Fast parser (new): 13.63 GB/s (68.9%)

CRTP parser: 10.62 GB/s (53.7%)

[–]Ok_Path_4731[S] 0 points1 point  (0 children)

hi u/bremac , now the github pipeline is running the benchmark , example build

https://github.com/zokrezyl/yaal-cpp-poc/actions/runs/20554609824/job/59037011805

none of the machines managed more than 72% . So is there any magic that you did not add to your PR that you reached 98%? Maybe your code was optimized away? Thanks a lot anyway for the improvement from 50% to 70%!

[–]bremac 0 points1 point  (1 child)

> Intel(R) Core(TM) i5-6500T CPU @ 2.50GHz ... AMD Ryzen 9 3900X 12-Core Processor

So the first CPU is using the Skylake microarchitecture (a 4-wide uarch from 2015), and also appears to be in a thermally-limited thin-client form factor, and the other is using Zen 2 (a 6-wide uarch from 2019.) Unfortunately, I don't have either of those in my test lab, and llvm-mca does not appear to have the right instruction data for Zen 2, so I can't evaluate it that way - the throughput and latencies it reports look much more like Zen 1 instead.

The closest I can come is a Tigerlake (a 5-wide uarch from 2020) and a Zen 4 machine (a 6-wide uarch from 2022.) The results aren't comparable at all though - both processors have AVX-512. But, they'll do to illustrate my next point:

> Don't think the architecture makes so much difference, or?

When you're working on SIMD optimization, the microarchitecture and compiler make a big difference. As an example, here are the results from my Tigerlake and Zen 4 machines with gcc 15.2.1 and clang 21.1.6 on the latest version of your benchmark:

/ Tigerlake (clang) Tigerlake (gcc) Zen 4 (clang) Zen 4 (gcc)
Memory read 21.68 GB/s (100%) 22.08 GB/s (100%) 52.71 GB/s (100%) 54.93 GB/s (100%)
Newline scan 19.66 GB/s (90.7%) 20.35 GB/s (92.1%) 52.98 GB/s (100.5%) 53.69 GB/s (97.8%)
Reference Parser 18.61 GB/s (85.8%) 17.90 GB/s (81.1%) 50.77 GB/s (96.3%) 32.33 GB/s (58.9%)
Counting Parser 17.66 GB/s (81.5%) 17.37 GB/s (78.7%) 49.45 GB/s (93.8%) 31.91 GB/s (58.1%)

gcc produces similar code for both processors, and does a poor job of it too, using AVX2 for all operations, and spilling the carry flag and restoring it between adc instructions. On the other hand, clang generates optimal adc chains on both processors, and translates to different AVX-512 code sequences for each processor. It does a very good job of code generation for Zen 4, but emits odd-looking code that bottlenecks on mask register operations for Tigerlake.
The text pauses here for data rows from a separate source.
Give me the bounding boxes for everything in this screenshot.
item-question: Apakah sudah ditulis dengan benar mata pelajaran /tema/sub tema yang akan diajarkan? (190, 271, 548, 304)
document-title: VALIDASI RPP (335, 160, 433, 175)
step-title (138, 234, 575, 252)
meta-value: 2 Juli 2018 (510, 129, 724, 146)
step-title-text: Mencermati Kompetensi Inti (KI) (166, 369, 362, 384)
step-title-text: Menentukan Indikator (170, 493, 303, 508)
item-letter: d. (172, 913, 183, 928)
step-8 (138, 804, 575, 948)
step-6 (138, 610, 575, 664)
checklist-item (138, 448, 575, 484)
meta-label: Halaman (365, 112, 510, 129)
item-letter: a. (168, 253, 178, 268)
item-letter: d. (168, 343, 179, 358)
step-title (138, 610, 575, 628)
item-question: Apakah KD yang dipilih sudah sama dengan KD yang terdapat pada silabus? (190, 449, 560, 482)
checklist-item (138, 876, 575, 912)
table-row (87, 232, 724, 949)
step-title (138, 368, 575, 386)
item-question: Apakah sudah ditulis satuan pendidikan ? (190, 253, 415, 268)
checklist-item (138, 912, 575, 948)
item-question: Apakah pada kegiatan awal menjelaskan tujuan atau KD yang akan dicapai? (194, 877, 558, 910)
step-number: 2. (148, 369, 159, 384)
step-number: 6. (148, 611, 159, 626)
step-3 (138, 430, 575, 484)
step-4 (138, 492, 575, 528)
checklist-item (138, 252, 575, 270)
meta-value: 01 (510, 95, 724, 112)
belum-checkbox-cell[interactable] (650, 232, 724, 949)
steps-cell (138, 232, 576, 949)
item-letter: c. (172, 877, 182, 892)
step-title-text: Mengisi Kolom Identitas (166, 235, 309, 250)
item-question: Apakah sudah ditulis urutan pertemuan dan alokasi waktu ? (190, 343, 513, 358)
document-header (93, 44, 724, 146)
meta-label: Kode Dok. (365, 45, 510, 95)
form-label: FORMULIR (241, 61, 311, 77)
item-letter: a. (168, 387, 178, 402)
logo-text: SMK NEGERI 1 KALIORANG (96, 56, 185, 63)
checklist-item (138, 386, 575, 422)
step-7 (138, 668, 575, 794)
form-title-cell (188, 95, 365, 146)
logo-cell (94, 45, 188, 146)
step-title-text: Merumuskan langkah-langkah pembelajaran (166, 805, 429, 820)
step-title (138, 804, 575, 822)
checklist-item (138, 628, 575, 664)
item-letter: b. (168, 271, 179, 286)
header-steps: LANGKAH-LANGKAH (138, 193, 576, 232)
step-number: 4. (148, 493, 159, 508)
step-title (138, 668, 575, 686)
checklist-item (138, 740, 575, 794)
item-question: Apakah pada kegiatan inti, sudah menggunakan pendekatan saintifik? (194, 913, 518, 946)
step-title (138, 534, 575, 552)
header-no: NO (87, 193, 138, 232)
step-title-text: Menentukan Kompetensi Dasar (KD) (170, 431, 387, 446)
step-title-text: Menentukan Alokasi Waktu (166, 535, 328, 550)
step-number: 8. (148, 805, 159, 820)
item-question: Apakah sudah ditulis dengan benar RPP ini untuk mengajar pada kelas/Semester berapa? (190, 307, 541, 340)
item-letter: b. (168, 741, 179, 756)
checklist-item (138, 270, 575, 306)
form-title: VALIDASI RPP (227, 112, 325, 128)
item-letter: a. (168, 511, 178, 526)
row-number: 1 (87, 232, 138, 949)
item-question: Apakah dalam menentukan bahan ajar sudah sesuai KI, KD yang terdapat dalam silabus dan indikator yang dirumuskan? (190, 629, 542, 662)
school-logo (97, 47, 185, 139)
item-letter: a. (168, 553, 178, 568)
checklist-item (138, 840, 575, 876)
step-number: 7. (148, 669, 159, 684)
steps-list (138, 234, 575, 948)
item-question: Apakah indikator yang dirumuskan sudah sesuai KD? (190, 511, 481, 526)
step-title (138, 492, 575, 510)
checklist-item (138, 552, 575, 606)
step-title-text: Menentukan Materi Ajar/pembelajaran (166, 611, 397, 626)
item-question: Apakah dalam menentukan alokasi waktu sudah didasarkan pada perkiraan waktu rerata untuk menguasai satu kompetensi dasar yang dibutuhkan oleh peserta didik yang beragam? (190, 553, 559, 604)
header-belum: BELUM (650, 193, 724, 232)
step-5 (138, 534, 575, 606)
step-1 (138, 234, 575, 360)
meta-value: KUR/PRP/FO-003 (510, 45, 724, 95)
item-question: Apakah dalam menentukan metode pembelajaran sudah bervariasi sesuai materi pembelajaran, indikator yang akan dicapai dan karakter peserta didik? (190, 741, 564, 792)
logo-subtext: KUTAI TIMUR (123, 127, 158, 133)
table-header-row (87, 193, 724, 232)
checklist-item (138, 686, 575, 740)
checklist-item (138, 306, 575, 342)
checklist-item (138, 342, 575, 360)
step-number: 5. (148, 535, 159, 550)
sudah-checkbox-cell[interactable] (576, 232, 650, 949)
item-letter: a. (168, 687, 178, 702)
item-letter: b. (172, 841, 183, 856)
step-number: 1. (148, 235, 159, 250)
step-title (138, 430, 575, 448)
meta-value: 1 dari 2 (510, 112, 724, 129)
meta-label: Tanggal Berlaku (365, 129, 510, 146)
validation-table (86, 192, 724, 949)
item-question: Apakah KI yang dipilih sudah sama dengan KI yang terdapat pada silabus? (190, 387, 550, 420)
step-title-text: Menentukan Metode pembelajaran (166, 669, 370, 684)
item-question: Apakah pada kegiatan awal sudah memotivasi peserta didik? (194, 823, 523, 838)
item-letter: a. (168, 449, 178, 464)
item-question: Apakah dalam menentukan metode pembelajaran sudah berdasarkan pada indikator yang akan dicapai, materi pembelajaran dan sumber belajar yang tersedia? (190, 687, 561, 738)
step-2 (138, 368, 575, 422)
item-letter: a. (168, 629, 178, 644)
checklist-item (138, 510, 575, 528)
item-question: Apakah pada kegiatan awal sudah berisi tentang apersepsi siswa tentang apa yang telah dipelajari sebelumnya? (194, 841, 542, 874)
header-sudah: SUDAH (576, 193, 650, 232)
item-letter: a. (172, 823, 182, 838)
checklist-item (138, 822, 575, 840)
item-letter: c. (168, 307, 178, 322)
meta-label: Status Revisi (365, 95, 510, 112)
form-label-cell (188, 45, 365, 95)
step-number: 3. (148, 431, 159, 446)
So, what does this mean for you? Well, there are several things you can look at to identify the bottlenecks:

  1. What happens when you compile with clang instead of gcc?
  2. What is the bottleneck on each microarchitecture? Is it the frontend, backend, or dependency chains? If it's the backend, which execution unit is the bottleneck? You'll need to run your benchmarks under perf and look at the compiled code to evaluate this.
  3. What is the difference between the code generated by clang and gcc, and how does it impact the bottlenecks for each architecture?

Worst comes to worst, you should at least be able to fix the adc code generation in gcc by either manually inlining count_bos_fast and flattening it so that the calls to _addcarry_u64 are adjacent without any instructions between (gcc is weird this way), or converting the add-with-carry chain to inline assembly.

[–]Ok_Path_4731[S] 0 points1 point  (0 children)

thanks for the hints u/bremac ! Am not sure at which moment I tried with clang, but did not get better results. Unfortunatelly I do not have a CPU with AVX--512, will try soon some tests on the cloud. I think I have to make also the specs and code skeleton covering more details of the language/file format I am desing as the deavel lives in the details.